Florida's Social Media Law for Minors: What Parents Need to Know
Florida’s new social media restrictions for minors are now in effect, and parents across the state are navigating what this means for their families. Whether you’re raising children together or co-parenting after separation, understanding this law helps you make informed decisions about your children’s online safety.
What the Law Requires
House Bill 3, signed by Governor DeSantis in March 2024, took effect January 1, 2025. The law establishes two key restrictions:
Children Under 14 cannot have their own social media accounts. Platforms must take reasonable steps to prevent account creation for this age group.
14 and 15-Year-Olds can have accounts only with explicit parental or guardian consent. Without documented approval, these accounts must also be restricted.
Social media companies have 90 days to delete accounts that violate these provisions. Platforms that knowingly fail to comply face penalties of up to $50,000 per violation under Florida’s Deceptive and Unfair Trade Practices Act.
Which Platforms Are Affected
The law doesn’t name specific companies but instead targets platforms with certain features—particularly those using infinite scroll, autoplay, and other design elements linked to addictive behavior in young users. Based on these criteria, affected platforms likely include Instagram, Snapchat, Facebook, TikTok, and YouTube.
Legal Challenges and Current Status
After initial legal challenges blocked enforcement, a federal appeals court ruling in November 2025 allowed Florida to proceed with the law. Attorney General James Uthmeier has stated his office will “aggressively enforce” these requirements.

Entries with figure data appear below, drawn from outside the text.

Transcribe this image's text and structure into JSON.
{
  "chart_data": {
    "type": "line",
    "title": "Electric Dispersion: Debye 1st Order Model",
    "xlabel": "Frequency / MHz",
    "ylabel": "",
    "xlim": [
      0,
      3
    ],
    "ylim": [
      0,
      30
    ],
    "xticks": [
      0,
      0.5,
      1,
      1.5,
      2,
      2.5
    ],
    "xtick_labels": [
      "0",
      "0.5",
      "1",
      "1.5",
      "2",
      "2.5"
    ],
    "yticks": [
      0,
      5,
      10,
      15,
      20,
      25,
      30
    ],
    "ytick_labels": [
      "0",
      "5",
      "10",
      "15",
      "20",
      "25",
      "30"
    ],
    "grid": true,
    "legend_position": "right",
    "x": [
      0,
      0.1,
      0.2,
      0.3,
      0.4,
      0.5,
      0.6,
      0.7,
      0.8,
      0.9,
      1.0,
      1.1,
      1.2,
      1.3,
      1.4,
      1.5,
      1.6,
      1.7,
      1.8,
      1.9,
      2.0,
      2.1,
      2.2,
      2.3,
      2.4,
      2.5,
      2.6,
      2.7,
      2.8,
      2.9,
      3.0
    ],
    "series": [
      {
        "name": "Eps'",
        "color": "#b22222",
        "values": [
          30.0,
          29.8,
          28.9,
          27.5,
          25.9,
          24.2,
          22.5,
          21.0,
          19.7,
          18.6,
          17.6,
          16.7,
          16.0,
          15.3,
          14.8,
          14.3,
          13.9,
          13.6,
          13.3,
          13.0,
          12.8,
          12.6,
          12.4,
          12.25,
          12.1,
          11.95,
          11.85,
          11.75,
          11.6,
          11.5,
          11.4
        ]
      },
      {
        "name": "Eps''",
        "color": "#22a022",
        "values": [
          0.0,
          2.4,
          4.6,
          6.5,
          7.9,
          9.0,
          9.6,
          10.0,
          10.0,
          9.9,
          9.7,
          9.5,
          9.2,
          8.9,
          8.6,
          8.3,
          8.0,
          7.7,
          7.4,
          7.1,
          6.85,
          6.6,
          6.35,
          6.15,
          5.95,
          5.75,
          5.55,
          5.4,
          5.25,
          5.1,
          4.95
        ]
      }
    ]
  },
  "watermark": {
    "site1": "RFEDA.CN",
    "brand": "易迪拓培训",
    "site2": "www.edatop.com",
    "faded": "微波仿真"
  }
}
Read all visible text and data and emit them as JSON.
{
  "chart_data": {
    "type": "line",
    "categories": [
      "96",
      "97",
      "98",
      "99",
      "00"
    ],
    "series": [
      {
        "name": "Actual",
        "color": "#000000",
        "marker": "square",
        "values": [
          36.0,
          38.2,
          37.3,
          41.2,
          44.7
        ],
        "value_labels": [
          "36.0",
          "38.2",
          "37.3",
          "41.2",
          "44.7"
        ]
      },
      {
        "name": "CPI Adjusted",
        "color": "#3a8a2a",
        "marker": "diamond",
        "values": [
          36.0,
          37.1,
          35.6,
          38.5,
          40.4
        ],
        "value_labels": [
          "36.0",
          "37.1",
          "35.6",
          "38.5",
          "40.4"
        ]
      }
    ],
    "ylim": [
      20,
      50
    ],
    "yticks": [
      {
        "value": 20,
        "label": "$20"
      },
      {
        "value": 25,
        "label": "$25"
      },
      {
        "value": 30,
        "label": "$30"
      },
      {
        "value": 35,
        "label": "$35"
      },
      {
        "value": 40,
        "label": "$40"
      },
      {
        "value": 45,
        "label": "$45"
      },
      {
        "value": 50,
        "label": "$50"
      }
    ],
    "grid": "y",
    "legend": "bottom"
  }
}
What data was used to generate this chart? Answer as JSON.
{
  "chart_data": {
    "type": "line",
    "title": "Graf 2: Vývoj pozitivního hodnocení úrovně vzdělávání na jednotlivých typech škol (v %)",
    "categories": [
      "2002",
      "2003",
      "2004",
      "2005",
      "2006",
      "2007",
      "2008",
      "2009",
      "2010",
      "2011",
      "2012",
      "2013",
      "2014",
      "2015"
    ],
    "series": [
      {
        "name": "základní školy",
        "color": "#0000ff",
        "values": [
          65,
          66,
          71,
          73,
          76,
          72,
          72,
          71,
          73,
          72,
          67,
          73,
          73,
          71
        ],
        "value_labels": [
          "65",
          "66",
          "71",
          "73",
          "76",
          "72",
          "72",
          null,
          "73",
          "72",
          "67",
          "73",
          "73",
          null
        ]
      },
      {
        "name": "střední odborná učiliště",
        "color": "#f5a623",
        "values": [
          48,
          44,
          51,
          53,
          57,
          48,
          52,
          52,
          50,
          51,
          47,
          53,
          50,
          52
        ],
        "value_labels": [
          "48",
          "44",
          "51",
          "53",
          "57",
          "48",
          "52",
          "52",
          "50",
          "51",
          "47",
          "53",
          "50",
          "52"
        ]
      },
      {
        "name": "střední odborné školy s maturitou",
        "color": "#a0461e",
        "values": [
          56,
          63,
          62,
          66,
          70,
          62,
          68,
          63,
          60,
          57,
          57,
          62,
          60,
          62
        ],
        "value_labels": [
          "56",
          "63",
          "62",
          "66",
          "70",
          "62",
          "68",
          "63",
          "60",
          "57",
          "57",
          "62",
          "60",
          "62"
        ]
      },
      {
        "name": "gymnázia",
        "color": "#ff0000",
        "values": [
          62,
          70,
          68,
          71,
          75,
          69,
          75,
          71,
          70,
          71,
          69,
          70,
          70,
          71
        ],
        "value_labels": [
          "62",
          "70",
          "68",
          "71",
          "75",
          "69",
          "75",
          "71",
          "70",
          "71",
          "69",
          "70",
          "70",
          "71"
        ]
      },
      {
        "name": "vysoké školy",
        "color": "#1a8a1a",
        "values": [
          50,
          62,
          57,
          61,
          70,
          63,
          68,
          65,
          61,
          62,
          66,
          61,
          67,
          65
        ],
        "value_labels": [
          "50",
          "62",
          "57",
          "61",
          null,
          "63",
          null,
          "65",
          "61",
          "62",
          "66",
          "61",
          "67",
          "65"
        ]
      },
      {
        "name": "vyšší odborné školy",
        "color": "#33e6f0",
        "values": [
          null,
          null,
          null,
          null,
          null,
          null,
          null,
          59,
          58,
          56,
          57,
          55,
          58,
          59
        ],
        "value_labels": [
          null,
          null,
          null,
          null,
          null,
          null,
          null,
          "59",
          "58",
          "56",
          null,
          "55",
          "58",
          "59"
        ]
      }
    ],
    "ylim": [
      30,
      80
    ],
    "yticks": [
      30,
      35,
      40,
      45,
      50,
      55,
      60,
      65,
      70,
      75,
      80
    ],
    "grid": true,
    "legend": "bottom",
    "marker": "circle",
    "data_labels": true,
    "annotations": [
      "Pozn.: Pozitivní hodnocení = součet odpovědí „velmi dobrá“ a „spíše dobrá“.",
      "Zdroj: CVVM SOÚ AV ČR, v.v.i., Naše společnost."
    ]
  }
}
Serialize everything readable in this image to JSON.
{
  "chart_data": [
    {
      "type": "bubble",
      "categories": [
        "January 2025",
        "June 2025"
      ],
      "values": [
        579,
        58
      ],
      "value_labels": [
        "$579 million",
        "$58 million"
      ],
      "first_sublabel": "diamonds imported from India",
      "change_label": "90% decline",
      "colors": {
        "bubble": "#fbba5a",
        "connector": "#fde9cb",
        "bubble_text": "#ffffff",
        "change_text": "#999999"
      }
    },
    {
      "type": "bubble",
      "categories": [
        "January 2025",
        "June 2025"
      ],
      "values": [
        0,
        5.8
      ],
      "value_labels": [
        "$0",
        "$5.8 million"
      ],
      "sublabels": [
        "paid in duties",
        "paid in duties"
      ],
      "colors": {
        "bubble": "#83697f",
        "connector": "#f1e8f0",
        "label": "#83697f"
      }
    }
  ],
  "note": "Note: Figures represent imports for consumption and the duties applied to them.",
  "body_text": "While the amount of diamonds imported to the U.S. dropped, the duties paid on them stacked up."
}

The law faces ongoing litigation, but for now, it stands as enforceable Florida law.
Implications for Co-Parenting Situations
For separated or divorced parents, this law adds another dimension to co-parenting decisions. Consider these practical issues:
Consent Authority becomes relevant when your child turns 14. Who provides the required parental consent for social media accounts? Your parenting plan’s provisions about major decisions—or lack thereof—may affect this.
Consistency Between Homes matters for enforcement. If one parent permits social media access while the other doesn’t, children may simply use devices at the permissive home. Clear communication between co-parents helps avoid undermining each other’s rules.
Existing Accounts for children under 14 may need to be addressed. If your child already has accounts, both parents should discuss how to handle the transition.
What Parents Should Do
Review your child’s current social media presence and age. If they’re under 14, accounts on covered platforms technically shouldn’t exist. For teens 14-15, ensure proper consent documentation exists.
If you share custody, communicate with your co-parent about your approach. Disagreements about social media access can become conflict points, but addressing them proactively often prevents escalation.
Document your position on social media access. If this becomes a custody issue, having clear records of your reasoning and communication helps demonstrate your focus on your child’s wellbeing.
When Legal Help Makes Sense
Social media disputes rarely exist in isolation. If you’re already experiencing conflict with your co-parent, disagreements about technology use may reflect deeper issues about parenting decisions and communication.
If your parenting plan doesn’t clearly address who makes decisions about social media—or if you’re facing modification of an existing plan—consulting with a family law attorney can help you understand your options.